Joshua Schank, research fellow at the Bipartisan Policy Center and president and CEO of the Eno Transportation Foundation in Washington, D.C., and William Lee, executive vice president with AECOM in San Francisco, spoke in Phoenix on a panel moderated by ULI’s managing director for infrastructure, Rachel MacCleery.

Prospects for federal transportation reauthorization are dim for a variety of reasons, including the sense by many members of Congress that the transportation program is no longer serving a national purpose. However, no consensus has emerged about how the program should evolve, what its goals should be, how performance should be measured, and how to tie funding to performance. The size of the program, and how it should be funded, are also unresolved issues. Competing proposals from the Obama administration and Congress reflect the ongoing uncertainty.

The administration has presented a vision for a greatly expanded federal program, with spending levels about double those of the old bill, SAFETEA-LU (Safe, Accountable, Flexible, Efficient Transportation Equity Act: A Legacy for Users), new trust fund configurations, and an ambitious rail agenda. However, the administration’s proposal offered no suggestions on where new revenue should come from, and the White House and U.S. Department of Transportation (DOT) officials have indicated repeatedly elsewhere that a gasoline tax increase is off the table. In the House, Florida Republican Rep. John Mica is putting together a bill that would effectively cut transportation spending by limiting expenditures to existing revenues.

Schank suggested that the impasse will not be broken until voices outside the traditional transportation interests—which include state departments of transportation and the freight industry—join the chorus calling for a reformed program. In particular, what he called an impending “era of austerity” could actually present an opportunity to insist on measures that make sure resources are spent more effectively, and ensure that limited federal resources are leveraged to the maximum extent possible by rewarding higher matches from state and local governments, eliminating barriers to tolling, and other measures.

Lee took the conversation down to the local level and reviewed financing approaches for new streetcar systems in nearly a dozen cities across the country—including Seattle, Salt Lake City, and Tempe, Arizona, among others. These modern streetcars are being built using a variety of funding methods, some traditional and some innovative.

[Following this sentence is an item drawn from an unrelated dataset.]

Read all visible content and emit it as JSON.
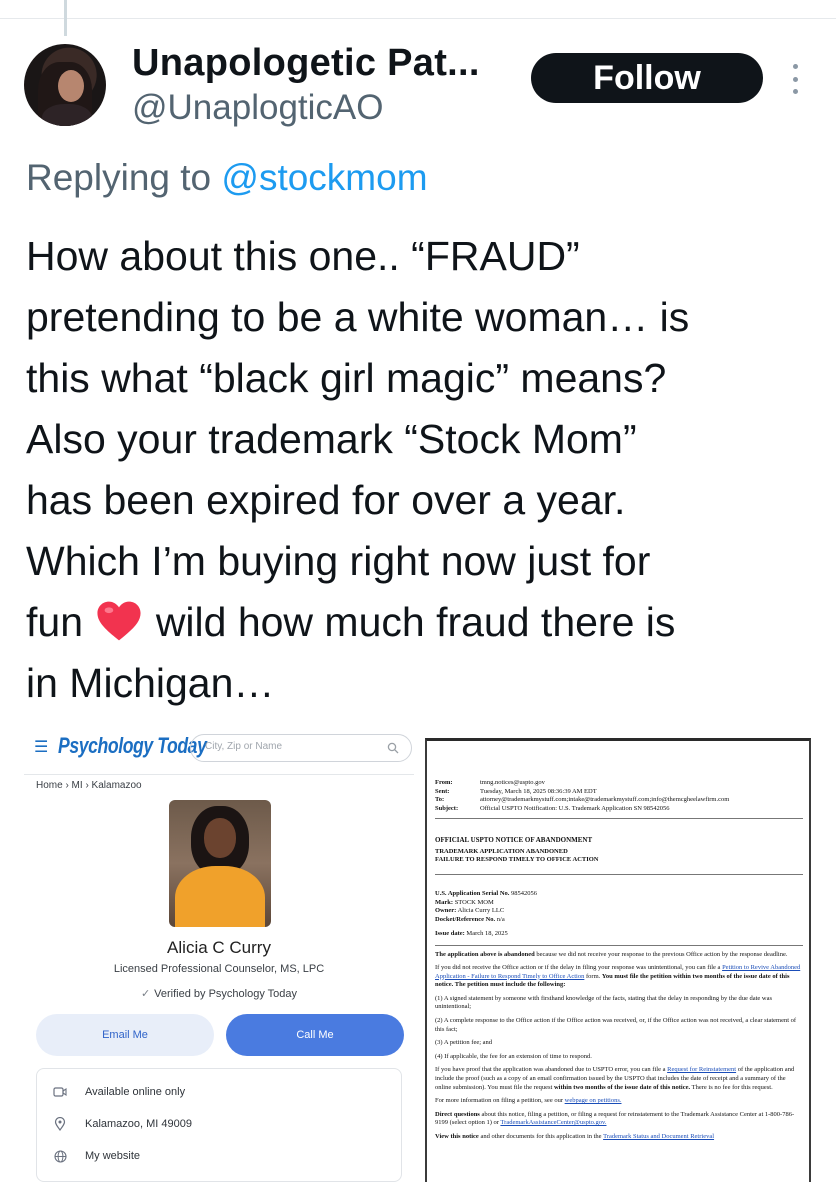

Seattle is using one of the more innovative approaches Lee explored. About half the $52 million in capital costs for the city’s South Lake Union Line streetcar project will be paid by property owners adjacent to the system through a local improvement district (LID), with the remaining costs being borne by the federal, state, and local governments. Private sponsorship opportunities for the line and stations will account for about 25 percent of operating expenses.

Other approaches are more traditional. In Arizona, the Tempe Streetcar’s $163 million in capital costs will be paid for with a mix of regional tax revenue from an approved bond measure and a matching grant from the Federal Transit Administration’s New Starts Program. The system’s annual $3.1 million operating costs will be the responsibility of the city. Salt Lake City’s $56 million Sugar House Streetcar line received a hefty grant from DOT’s TIGER (Transportation Investment Generating Economic Recovery) II program, which will cover 70 percent of the project’s capital costs. But despite a $5 million commitment from area governments, the line still faces a shortfall in local funding.

Local funding approaches are aiming both to raise money for system construction and operation, and to more fairly allocate the cost burden to the project’s potential beneficiaries, Lee said. Projects that rely on transit benefit assessment districts, such as the one in Seattle, must address issues that include defining who the beneficiaries are, identifying the level of benefit they receive, timing the assessment, and ensuring that there is legislation to enable creation of the district. To date, experience with benefit assessment districts is limited in the United States, but more cities are expected to turn to them to fund the projects they want to build.

Across the country, cities and stakeholders seeking to build new streetcar and light-rail systems are using a variety of funding methods —old and new, traditional and innovative—to put together the funding necessary to build and operate the lines. All this is playing out against a backdrop of uncertainty at the national level about the size and direction of the federal transportation program—uncertainty that is unlikely to be resolved in the near term.

Rachel MacCleery is co–executive director of the ULI Randall Lewis Center for Sustainability in Real Estate.